I’m not even going to try to follow the implications of that statement, because I disagree with your premise. Games are interactive, sure. But the creation of a game is NOT participatory.
Oh dear, a food analogy. I mean, the taste of food and the challenge level of a game are both subjective? That’s about all they have in common.
Look, a game designer engineers an experience based on the concept of enjoyable frustration. Right? As a player/customer/consumer, it’s not my job to engineer either element of that experience. The more accurate analogy would be me going into the Thai restaurant, ordering the pad kee mao, and the chef replying, “Coming right up! But first, I need you to tell me how to make it?”
Here’s a better analogy if you want to get reductionist. When I play an RPG, I know a kobold has a certain number of hit points. I know a sword does a certain amount of damage. The game designer combines these elements into an experience. Maybe he throws a goblin me, which has more hit points. Scary! Maybe I get a +1 sword to make it easier to kill monsters. Cool! Game design 101.
Now imagine that the game designer instead asked me how many hit points the kobold should have. Imagine that he leaves that up to me. Do I want them to have 2, 3, or 4 hit points? The experience of getting the +1 sword is completely subverted when I can just decree that all kobolds have fewer hit points. The experience of fighting the tougher goblin is subverted if I decreed that the kobolds have more hit points.

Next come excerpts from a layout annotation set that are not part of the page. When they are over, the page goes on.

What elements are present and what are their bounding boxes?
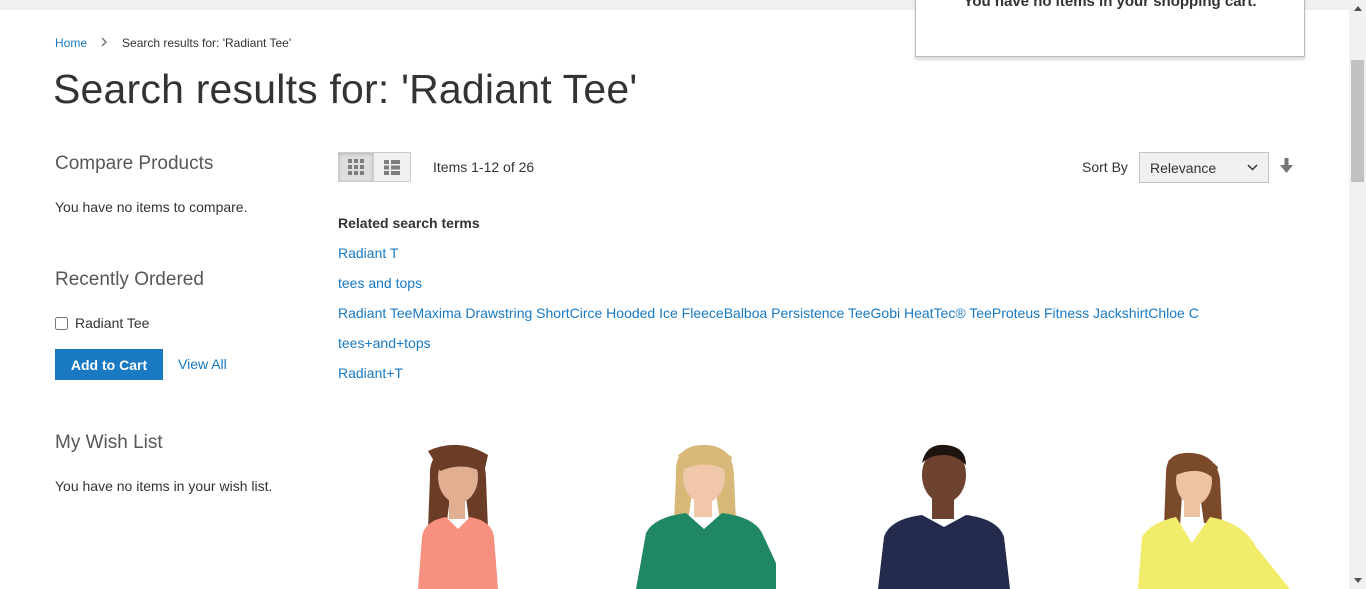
product-photo bbox=[1138, 452, 1290, 589]
breadcrumb-home-link[interactable]: Home bbox=[55, 36, 87, 50]
related-term-link[interactable]: tees and tops bbox=[338, 275, 422, 291]
view-mode-switcher bbox=[338, 152, 411, 182]
product-image[interactable] bbox=[870, 437, 1016, 589]
compare-products-title: Compare Products bbox=[55, 153, 214, 174]
toolbar-amount: Items 1-12 of 26 bbox=[433, 159, 535, 175]
minicart-dropdown: You have no items in your shopping cart. bbox=[915, 0, 1305, 57]
related-term-link[interactable]: Radiant T bbox=[338, 245, 398, 261]
sort-by-label: Sort By bbox=[1082, 159, 1128, 175]
product-image[interactable] bbox=[1130, 437, 1290, 589]
grid-mode-button[interactable] bbox=[338, 152, 374, 182]
breadcrumb: Home Search results for: 'Radiant Tee' bbox=[55, 36, 291, 50]
chevron-right-icon bbox=[101, 36, 108, 50]
compare-empty-text: You have no items to compare. bbox=[55, 199, 248, 215]
product-photo bbox=[418, 444, 498, 589]
scrollbar-thumb[interactable] bbox=[1351, 60, 1364, 182]
recently-ordered-item[interactable]: Radiant Tee bbox=[55, 315, 149, 331]
recently-ordered-item-label: Radiant Tee bbox=[75, 315, 150, 331]
sort-direction-button[interactable] bbox=[1280, 158, 1293, 179]
sort-by-select[interactable]: Relevance bbox=[1139, 152, 1269, 183]
sort-by-value: Relevance bbox=[1150, 159, 1217, 176]
chevron-down-icon bbox=[1247, 164, 1258, 171]
add-to-cart-button[interactable]: Add to Cart bbox=[55, 349, 163, 380]
product-image[interactable] bbox=[388, 437, 528, 589]
wishlist-title: My Wish List bbox=[55, 432, 163, 453]
minicart-empty-message: You have no items in your shopping cart. bbox=[963, 0, 1257, 10]
arrow-down-icon bbox=[1280, 158, 1293, 173]
grid-icon bbox=[348, 159, 364, 175]
wishlist-empty-text: You have no items in your wish list. bbox=[55, 478, 273, 494]
list-mode-button[interactable] bbox=[373, 152, 411, 182]
view-all-link[interactable]: View All bbox=[178, 356, 227, 372]
related-term-link[interactable]: tees+and+tops bbox=[338, 335, 431, 351]
recently-ordered-checkbox[interactable] bbox=[55, 316, 68, 330]
scroll-down-arrow-icon[interactable] bbox=[1349, 572, 1366, 589]
breadcrumb-current: Search results for: 'Radiant Tee' bbox=[122, 36, 292, 50]
product-photo bbox=[636, 445, 776, 589]
product-photo bbox=[878, 444, 1010, 589]
page-scrollbar[interactable] bbox=[1349, 0, 1366, 589]
product-image[interactable] bbox=[628, 437, 776, 589]
scroll-up-arrow-icon[interactable] bbox=[1349, 0, 1366, 17]
related-term-link[interactable]: Radiant TeeMaxima Drawstring ShortCirce … bbox=[338, 305, 1199, 321]
related-terms-title: Related search terms bbox=[338, 215, 480, 231]
list-icon bbox=[384, 159, 400, 175]
recently-ordered-title: Recently Ordered bbox=[55, 269, 204, 290]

That’s simplified, of course, and plenty of games have smart and carefully built ways to adjust the challenge level so a wide range of people can play. But plenty of games also ignore the issue entirely because they can’t be bothered to work out how to tune enjoyable frustration, so they just shrug and dump it in the player’s lap. Which plenty of players don’t mind, by the way. I think a lot of players are happy to just do the developer’s job for them, because they’re not interested in how a good chef might make pad kee mao. They just want to taste the same thing they had at their favorite restaurant, so they gladly tell the chef how to make it when he asks.
Boom! Food analogy brought full circle!